One year later: Did OWS make a difference? By the fall of 2012, TIME argued that the anger at the big banks prompted them to "backpedal and abandon their plans to charge for debit-card use," while community banks and credit unions gained more customers "at least temporarily." With student debt reported at $1 trillion, the White House also announced plans to "let former students more easily consolidate their debts at a lower interest rate."

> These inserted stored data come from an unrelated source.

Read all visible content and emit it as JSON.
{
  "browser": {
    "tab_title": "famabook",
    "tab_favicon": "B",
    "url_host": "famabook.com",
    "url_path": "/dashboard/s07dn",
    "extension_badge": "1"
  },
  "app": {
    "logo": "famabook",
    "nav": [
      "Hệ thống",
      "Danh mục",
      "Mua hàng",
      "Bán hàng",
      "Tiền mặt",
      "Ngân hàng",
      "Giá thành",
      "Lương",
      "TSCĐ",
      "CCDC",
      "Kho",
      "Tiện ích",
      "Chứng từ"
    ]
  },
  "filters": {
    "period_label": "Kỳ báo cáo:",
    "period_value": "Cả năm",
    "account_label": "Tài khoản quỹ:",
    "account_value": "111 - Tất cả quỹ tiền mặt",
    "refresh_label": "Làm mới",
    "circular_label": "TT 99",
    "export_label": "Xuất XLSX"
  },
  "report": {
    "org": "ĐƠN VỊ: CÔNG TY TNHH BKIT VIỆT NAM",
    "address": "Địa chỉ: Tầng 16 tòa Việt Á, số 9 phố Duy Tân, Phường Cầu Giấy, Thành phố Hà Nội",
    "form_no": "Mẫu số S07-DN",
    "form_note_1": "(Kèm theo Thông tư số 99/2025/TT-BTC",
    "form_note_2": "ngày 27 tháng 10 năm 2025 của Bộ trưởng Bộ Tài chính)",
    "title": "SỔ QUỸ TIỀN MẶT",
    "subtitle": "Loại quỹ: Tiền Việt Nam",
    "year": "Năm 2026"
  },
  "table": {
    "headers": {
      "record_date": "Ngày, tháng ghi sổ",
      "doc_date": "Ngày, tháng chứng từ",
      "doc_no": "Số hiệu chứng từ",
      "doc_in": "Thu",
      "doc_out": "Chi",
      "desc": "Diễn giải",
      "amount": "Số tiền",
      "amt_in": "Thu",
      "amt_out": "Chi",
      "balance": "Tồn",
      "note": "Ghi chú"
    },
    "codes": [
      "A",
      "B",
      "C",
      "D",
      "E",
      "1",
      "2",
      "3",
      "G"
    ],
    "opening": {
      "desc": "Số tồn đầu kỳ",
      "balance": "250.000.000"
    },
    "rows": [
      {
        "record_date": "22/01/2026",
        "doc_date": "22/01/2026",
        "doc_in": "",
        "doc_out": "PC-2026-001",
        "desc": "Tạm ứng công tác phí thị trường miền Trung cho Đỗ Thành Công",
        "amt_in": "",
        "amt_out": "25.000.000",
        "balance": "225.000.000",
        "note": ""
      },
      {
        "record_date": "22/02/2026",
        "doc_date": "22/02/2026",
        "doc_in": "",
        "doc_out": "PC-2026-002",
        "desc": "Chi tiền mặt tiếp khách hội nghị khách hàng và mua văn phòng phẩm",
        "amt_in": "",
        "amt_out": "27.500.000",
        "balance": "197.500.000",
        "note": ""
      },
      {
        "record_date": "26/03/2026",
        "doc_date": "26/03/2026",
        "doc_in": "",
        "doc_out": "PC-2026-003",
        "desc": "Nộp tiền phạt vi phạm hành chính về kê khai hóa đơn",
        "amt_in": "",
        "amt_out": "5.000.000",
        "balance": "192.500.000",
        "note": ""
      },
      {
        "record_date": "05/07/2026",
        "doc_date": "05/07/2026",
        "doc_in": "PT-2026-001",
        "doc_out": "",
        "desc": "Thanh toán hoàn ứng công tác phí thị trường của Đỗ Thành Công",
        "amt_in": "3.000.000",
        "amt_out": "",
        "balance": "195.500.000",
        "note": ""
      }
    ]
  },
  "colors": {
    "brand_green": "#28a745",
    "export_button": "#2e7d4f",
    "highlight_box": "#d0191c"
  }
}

Other populist movements: When TIME profiled the Black Lives Matter protesters who were on the 2015 shortlist for Person of the Year, the magazine noted that the movements that followed Occupy chronologically did not necessarily follow OWS tactics:
No matter their ideological differences, grassroots uprisings tend to follow patterns. Like the Tea Party and Occupy Wall Street, Black Lives Matter is anchored in the physical occupation of public space and amplified by social media. Each uprising was decentralized by design; insurrections against the misuse of power are leery of vesting too much of it in one place. But there are specific reasons Black Lives Matter has flourished where Occupy fizzled.
One is the way it has weaponized protest. Activists strategically shut down Chicago’s Magnificent Mile on Black Friday and blocked traffic along Washington’s I-395 on one of the busiest travel days of the year. The demonstrations were chosen to maximize impact: causing discomfort is designed to make society feel the pain and frustration of living as a black person in America.